Kimin, neden,
niçin savaşı başlatması benim dikkatimi “haklı mı, haksız mı?” sorusunun
cevabını düşünmeme hiç bir zaman neden olmamıştır. Ve sanırım bundan sonra da
olamaz. O savaşın içinde günahsız, masum çocuklar katlediliyorsa...
Bir savaşın
içinde günahları olmadan çocuklar ölüyorsa savaş nedenin ne olursa olsun
HAKSIZSIN! Bunu savaşın acısının, vahşetinin ne olduğunu bilmeyenler anlayamaz
sanırım.
Benim ülkem
de savaş gördü. Hem de en kötüsünü. 26 şubat 1992 senesinde karın yeri-göyü
bürüdüğü bir günde Azerbaycanın Hocalı kentinde ermeniler katliam
törettiler. Bu katliam Ermenistanın
ve 366 Motorize Piyade Alayının
desteğindeki ermeni güçleri tarafından gerçekleştirilmişdir. İnsan Hakları
İzleme Örgütü Hocalı katliamını Dağlık Karabağın işgalinden bu yana gerçekleşen
en kapsamlı sivil katliamı olarak nitelendirmiştir.Ve bu katliamda 100e yakın
çocuk öldürüldü. Hem de hiç bir suçları yokken. Hem de bu mermilerin,
mayınların neden atıldığını, neden patladıldığını bilmeden. Hem de bu savaşın
niçinini, nedenini bilmeden. Evet.. onlar katl edildi.
Son günler
yine dünya “çocuk kanı” tadmaya heveslenmiş sanırım. Haberleri inceliyordum
farklı sitelerde. Yine savaşın çocuklarının resimlerini gördüm..Yine katl
edilmiş çocukların fotolarına bakıyordu gözlerim... Sanki bir ses duyuyordum “
Bizim suçumuz neydi..?” Evet..sahiden onların suçu neydi, sayın savaş
büyükleri??!! Onlar hiç sebebini bilmedikleri bir savaşın kurbanları oluyorlar.

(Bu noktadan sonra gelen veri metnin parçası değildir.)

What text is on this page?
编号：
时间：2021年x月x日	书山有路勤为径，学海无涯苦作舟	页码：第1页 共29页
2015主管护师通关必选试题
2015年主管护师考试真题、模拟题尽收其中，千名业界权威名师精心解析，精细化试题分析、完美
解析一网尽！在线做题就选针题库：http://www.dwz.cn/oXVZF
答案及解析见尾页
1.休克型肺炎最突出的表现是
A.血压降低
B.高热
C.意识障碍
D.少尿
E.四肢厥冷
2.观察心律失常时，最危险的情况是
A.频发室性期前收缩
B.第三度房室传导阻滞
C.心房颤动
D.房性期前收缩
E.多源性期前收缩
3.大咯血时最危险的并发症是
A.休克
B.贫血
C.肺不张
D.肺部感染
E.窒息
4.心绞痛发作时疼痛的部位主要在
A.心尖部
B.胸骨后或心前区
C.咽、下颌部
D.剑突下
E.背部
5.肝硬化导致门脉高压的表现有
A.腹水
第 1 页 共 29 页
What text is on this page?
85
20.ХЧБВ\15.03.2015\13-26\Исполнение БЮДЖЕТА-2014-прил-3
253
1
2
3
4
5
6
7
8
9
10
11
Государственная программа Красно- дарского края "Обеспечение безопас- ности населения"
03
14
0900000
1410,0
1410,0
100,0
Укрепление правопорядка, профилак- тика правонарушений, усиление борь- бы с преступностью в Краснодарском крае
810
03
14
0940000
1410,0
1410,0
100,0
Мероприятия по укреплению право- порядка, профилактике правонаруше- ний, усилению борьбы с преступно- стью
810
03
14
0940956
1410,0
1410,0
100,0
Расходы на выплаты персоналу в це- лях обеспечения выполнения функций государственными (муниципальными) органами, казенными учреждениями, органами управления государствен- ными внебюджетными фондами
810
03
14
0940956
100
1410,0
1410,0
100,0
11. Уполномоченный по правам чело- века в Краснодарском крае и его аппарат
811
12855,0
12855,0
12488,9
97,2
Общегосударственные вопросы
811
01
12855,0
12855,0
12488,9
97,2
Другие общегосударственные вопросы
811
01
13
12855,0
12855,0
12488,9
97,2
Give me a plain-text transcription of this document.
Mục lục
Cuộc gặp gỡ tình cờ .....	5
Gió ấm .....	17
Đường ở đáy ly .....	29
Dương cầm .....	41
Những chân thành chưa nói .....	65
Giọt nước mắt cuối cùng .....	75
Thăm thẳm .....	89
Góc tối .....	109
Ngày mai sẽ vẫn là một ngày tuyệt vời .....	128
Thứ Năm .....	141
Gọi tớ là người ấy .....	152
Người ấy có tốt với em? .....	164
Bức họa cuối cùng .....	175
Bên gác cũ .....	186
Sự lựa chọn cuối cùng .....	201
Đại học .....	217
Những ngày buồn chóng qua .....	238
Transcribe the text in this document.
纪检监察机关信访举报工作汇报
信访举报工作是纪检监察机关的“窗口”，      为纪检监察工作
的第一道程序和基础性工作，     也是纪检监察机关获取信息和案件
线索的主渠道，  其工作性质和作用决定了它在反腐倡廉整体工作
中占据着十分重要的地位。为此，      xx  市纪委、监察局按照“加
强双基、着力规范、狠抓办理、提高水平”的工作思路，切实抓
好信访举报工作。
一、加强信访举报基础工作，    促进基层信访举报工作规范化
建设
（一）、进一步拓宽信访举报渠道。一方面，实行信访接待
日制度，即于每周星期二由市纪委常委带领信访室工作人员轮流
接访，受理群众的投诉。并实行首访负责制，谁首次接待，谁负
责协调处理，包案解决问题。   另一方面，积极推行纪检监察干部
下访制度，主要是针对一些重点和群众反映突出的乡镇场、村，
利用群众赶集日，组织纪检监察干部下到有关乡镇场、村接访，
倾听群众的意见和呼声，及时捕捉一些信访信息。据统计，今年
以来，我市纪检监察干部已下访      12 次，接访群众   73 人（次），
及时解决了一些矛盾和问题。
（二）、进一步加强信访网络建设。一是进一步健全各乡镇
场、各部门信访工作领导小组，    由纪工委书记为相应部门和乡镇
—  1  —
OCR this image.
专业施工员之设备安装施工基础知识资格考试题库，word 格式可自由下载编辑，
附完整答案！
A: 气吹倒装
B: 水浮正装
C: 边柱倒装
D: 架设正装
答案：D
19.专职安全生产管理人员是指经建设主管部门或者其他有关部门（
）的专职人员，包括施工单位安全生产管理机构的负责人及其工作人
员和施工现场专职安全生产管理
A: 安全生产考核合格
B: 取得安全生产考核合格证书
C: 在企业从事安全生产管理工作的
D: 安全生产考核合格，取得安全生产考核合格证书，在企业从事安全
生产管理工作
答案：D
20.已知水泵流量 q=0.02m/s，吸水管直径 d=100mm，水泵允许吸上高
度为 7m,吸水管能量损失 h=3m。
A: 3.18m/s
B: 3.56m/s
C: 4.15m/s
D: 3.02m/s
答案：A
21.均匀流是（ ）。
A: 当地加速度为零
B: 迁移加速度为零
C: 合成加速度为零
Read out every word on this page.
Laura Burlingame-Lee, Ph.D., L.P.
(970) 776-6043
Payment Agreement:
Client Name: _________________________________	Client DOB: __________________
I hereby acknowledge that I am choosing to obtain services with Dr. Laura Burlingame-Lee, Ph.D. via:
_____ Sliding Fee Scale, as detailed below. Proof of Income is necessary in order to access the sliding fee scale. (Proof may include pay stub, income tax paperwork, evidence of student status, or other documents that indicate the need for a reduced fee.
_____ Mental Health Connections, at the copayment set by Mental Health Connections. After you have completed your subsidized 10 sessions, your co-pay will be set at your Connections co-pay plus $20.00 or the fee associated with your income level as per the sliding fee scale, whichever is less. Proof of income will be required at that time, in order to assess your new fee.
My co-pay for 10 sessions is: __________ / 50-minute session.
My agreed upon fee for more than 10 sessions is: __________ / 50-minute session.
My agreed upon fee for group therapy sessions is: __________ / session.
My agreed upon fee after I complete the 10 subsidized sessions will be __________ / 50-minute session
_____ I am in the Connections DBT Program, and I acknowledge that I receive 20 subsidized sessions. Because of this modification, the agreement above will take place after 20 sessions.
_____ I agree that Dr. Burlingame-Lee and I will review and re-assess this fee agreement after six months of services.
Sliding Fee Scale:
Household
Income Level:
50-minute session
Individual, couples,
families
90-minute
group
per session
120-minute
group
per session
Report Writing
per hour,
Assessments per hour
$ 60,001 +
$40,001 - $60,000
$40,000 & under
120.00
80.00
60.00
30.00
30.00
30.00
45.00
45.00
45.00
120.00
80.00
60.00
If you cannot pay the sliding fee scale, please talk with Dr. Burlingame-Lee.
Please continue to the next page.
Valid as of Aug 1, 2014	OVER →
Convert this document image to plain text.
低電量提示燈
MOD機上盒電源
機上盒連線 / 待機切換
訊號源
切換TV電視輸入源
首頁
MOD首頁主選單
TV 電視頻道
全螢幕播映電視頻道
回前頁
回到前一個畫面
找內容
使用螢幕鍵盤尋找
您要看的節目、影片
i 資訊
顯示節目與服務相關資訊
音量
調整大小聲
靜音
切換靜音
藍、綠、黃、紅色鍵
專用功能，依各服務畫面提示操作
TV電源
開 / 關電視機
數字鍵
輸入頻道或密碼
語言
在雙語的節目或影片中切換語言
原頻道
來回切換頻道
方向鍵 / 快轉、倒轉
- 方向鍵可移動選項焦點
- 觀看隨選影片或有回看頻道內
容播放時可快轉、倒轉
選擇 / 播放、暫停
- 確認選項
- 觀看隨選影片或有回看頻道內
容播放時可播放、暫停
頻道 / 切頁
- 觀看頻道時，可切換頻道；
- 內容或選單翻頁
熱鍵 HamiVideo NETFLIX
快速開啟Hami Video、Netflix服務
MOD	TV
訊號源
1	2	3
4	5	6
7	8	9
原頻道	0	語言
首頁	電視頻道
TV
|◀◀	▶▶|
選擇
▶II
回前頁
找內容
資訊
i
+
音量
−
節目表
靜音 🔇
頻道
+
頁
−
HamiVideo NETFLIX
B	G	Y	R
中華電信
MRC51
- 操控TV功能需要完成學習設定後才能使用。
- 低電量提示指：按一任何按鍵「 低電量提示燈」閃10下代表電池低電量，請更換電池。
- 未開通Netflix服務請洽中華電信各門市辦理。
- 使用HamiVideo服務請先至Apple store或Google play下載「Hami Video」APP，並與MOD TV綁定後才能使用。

Ve ne yazık ki, bu gün o günahsız masumların ölümüne neden olan insanlar ve bu
vahşete seyirci kalan bir dünya var.
Bir çocuk
resmi gördüm elinde ekmek yerken mermi bulmuş onu. O küçücük masum elindeki
yarım kalan ekmeğiyle gözlerini kapamış bu dünyaya. Fotoya heyecansız bakmak
mümkün değildi. Kalbin taş olması gerekiyordu bunun için. İnsan resime bakırken
bile kalbi acıyordu. Aklıma bir soru geldi: “Bu çocuğun bu hale düşmesine neden
olan, ona mermiyi tuşlayanın yüreğini bırak da vicdanı kayıplara mı
karışmışdı?” Düşünüyorum da keşke insan
olmasaydım...dünyanın “Çocuk ölümüne neden olan silah tetiğine tuşlanan hiç bir
parmak affedilmeyecek!” diye yazan bir kanunu olsaydım...
Belki de
kendinize göre haklı nedenleriniz var bu çocukların öldürülmesinde (ki, bu
nedenle bile haklı olamazsınız) : o
çocuklar düşman ülkenin çocuğu ve yarının potensiyel askeri, komutanı ve her
neyse neyi. Ama bakın..Onları yarın savaş meydanında bekleyin.. Şimdi
“beklemeyin” yazamam. Bu kadar kana susamış birilerinin beklememesini düşünmem
akılsızlık olur. Ama yine de yarın bekleyin onları ve savaş meydanında
bekleyin. Onlar yarının askeri, komutanı, generali, orgenerali.. neyi.. neyi...
neyi... ola bilir. AMA BU GÜNÜN ÇOCUKLARI ONLAR! Bu günün masumları, suçsuzları. Bu gün
savaşın ne olduğunu bile bilemezler...
Bir güzel
cümle okumuşdum Facebookda: “Çocuklar diyorum, bayım..onlar masum...Sizin kirli
hesaplarınızın, ateşli silahlarınızın esiri olmamalılar...”
Bu yazıyı
uzattıkca uzata bilirim. Ama keşke bir yararı dokunsa diyorum.. Keşke..her
çocuk ölümüne yazılan bir yazının ardından bir mermi o çocuklara tuşlanmaktan
vaz geçse.. ve hiç bir çocuğun elindeki ekmeği yarım kalmasa...
P.S. Türkiyenin "Hür" Gazetesi için yazılmışdır.